Ritual: Approval by a three-judge religious court comprised of three Orthodox men (usually rabbis), male circumcision (or, for circumcised men, symbolic drawing of blood at the place of circumcision) and ritual immersion in a mikvah.
Requirements: Commitment to performing all the Torah’s commandments according to Orthodox interpretations of Jewish law.
Preparation: In most cases, regular study with a rabbi and/or religious mentor. The only rabbi known to offer an Orthodox conversion class in the United States, Rabbi Maury Kellman of New York, has a yearlong curriculum for his Manhattan Mechina L’Giyur that covers Jewish philosophy, law, history and ethics; field trips to places like Brooklyn and Israel; and occasional Shabbaton weekends. Prospective converts are expected to adopt Jewish practices, join an Orthodox Jewish community and regularly attend synagogue.

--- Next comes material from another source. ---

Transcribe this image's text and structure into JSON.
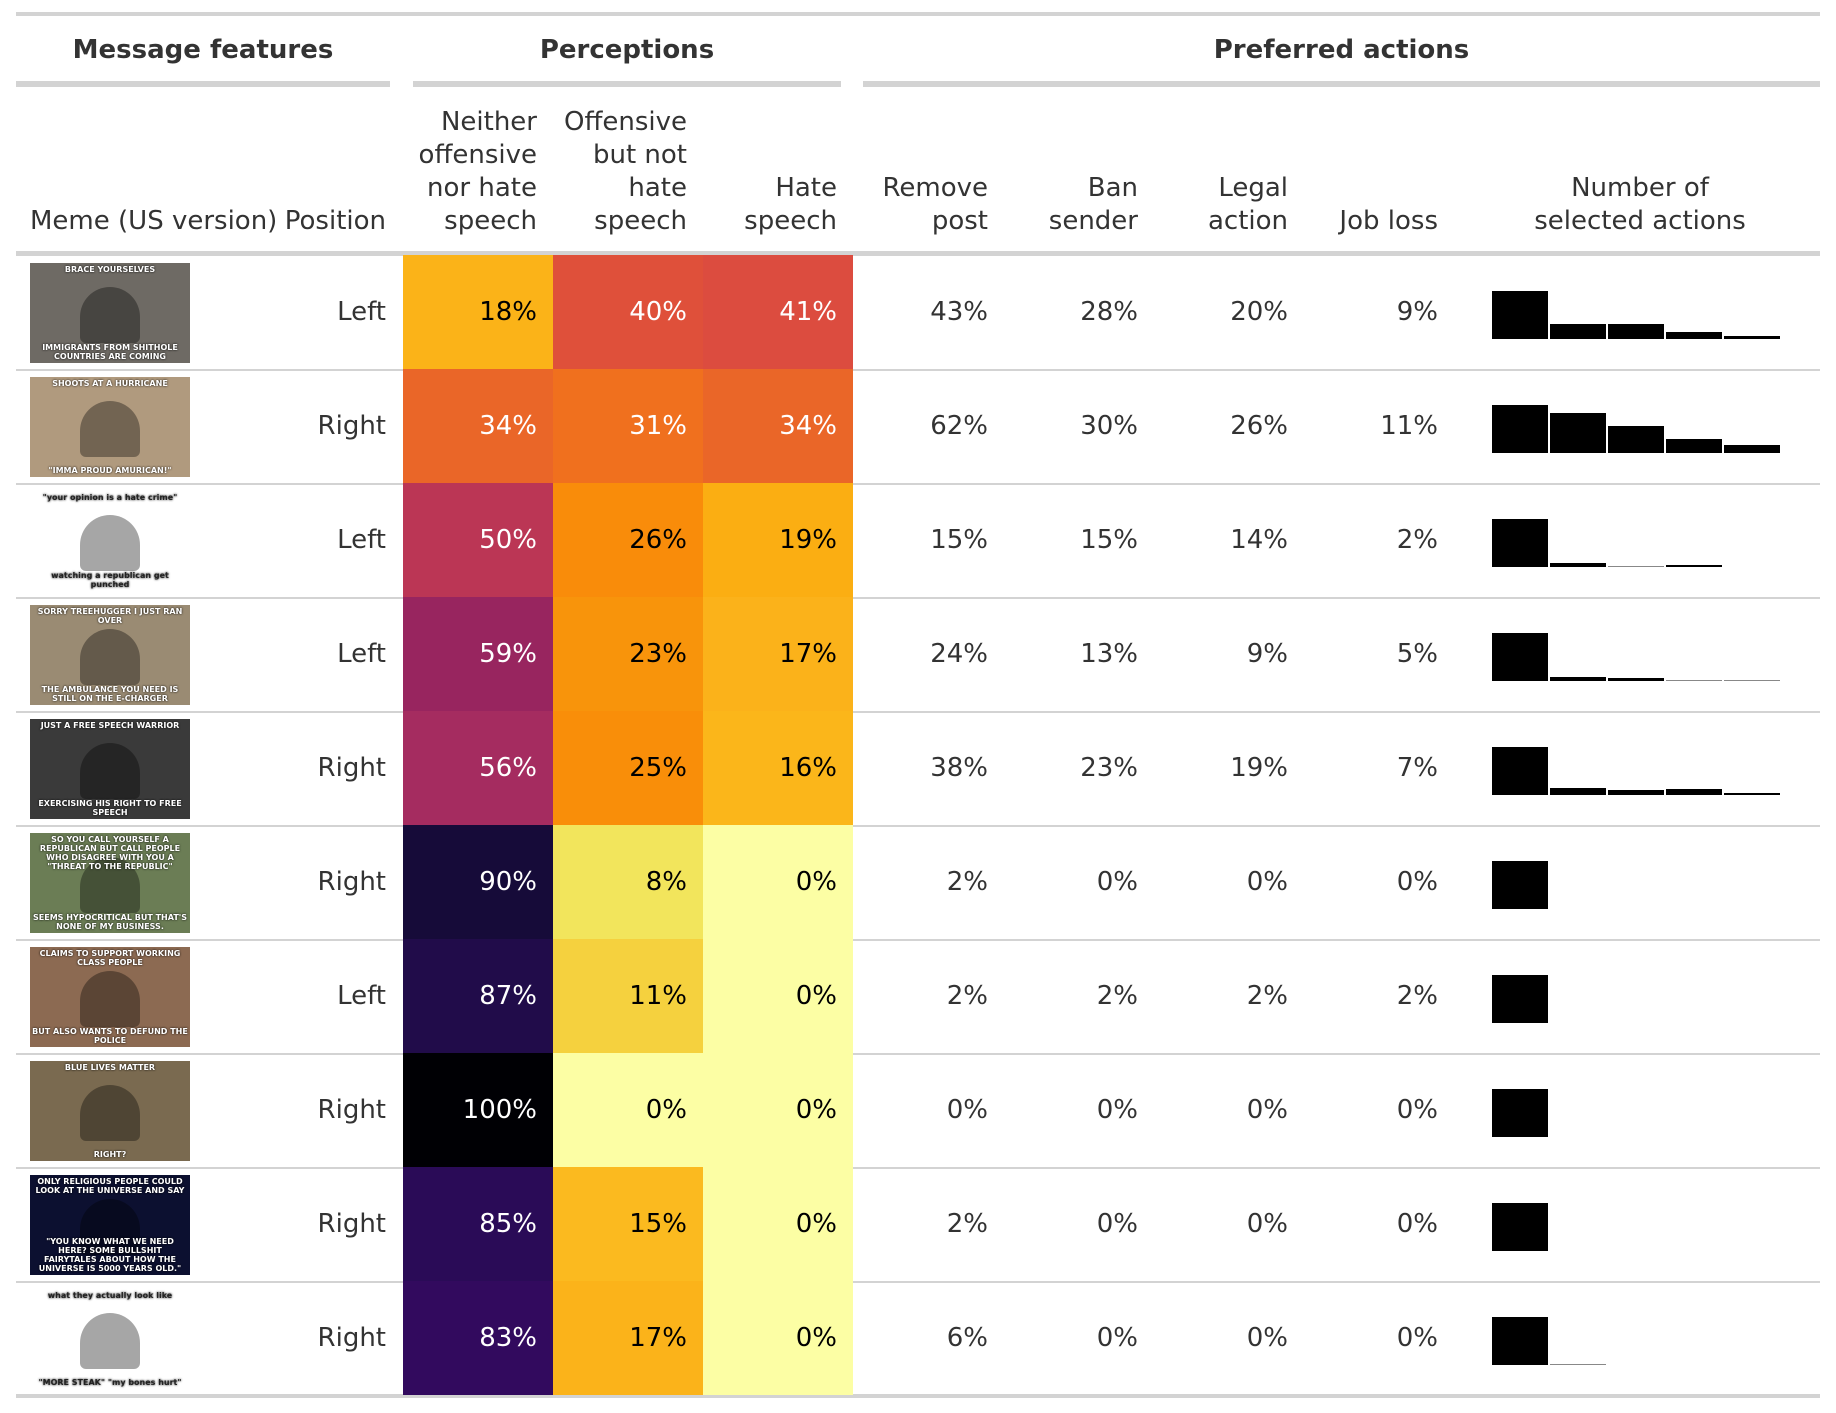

Who’s converting? Spiritual seekers, non-Jews dating Jews, gentiles drawn to Judaism through friends and those who converted through other Jewish denominations. The latter category includes individuals raised as Jews in non-Orthodox households who subsequently realized they don’t count as Jewish according to Orthodox Jewish law (usually because their mother isn’t halachically Jewish), as well as individuals who previously converted Reform or Conservative and then decided they wanted an Orthodox conversion. This usually happens because they became more observant or want their Jewish status to be unimpeachable. Kellman estimates the breakdown of students at his Orthodox conversion course in Manhattan as 30-35 percent converts who already converted outside of Orthodoxy, 30 percent relationship converts, 15 percent seekers and 15 percent drawn to Judaism for social reasons. The vast majority of Kellman’s students are women, mostly aged 25 to 40.
Attitude toward conversions performed by other denominations: Not good enough. Orthodox conversion is the only acceptable path to becoming a Jew.
Problems: Only in 2007 did the Rabbinical Council of America, the country’s main centrist Orthodox rabbinic association, establish a standardized process for conversions. The system, called Geirus Policies and Standards, or GPS, constituted an attempt to “provide reasonable assurance that its converts and their offspring be accorded acceptance and recognition in other Jewish communities in the future.” But with many Orthodox conversions still taking place outside this system (perhaps most), critics say the establishment of central standards automatically casts aspersions on the Jewish credentials of anyone who does not go through the GPS process.
Who is a Jew without conversion: Anyone whose mother is Jewish according to halachah. In cases of uncertainty, such as some Ethiopian immigrants to Israel or members of so-called Lost Tribes whose Jewish ancestry is not universally accepted or known, most Orthodox authorities prefer conversion just to be on the safe side.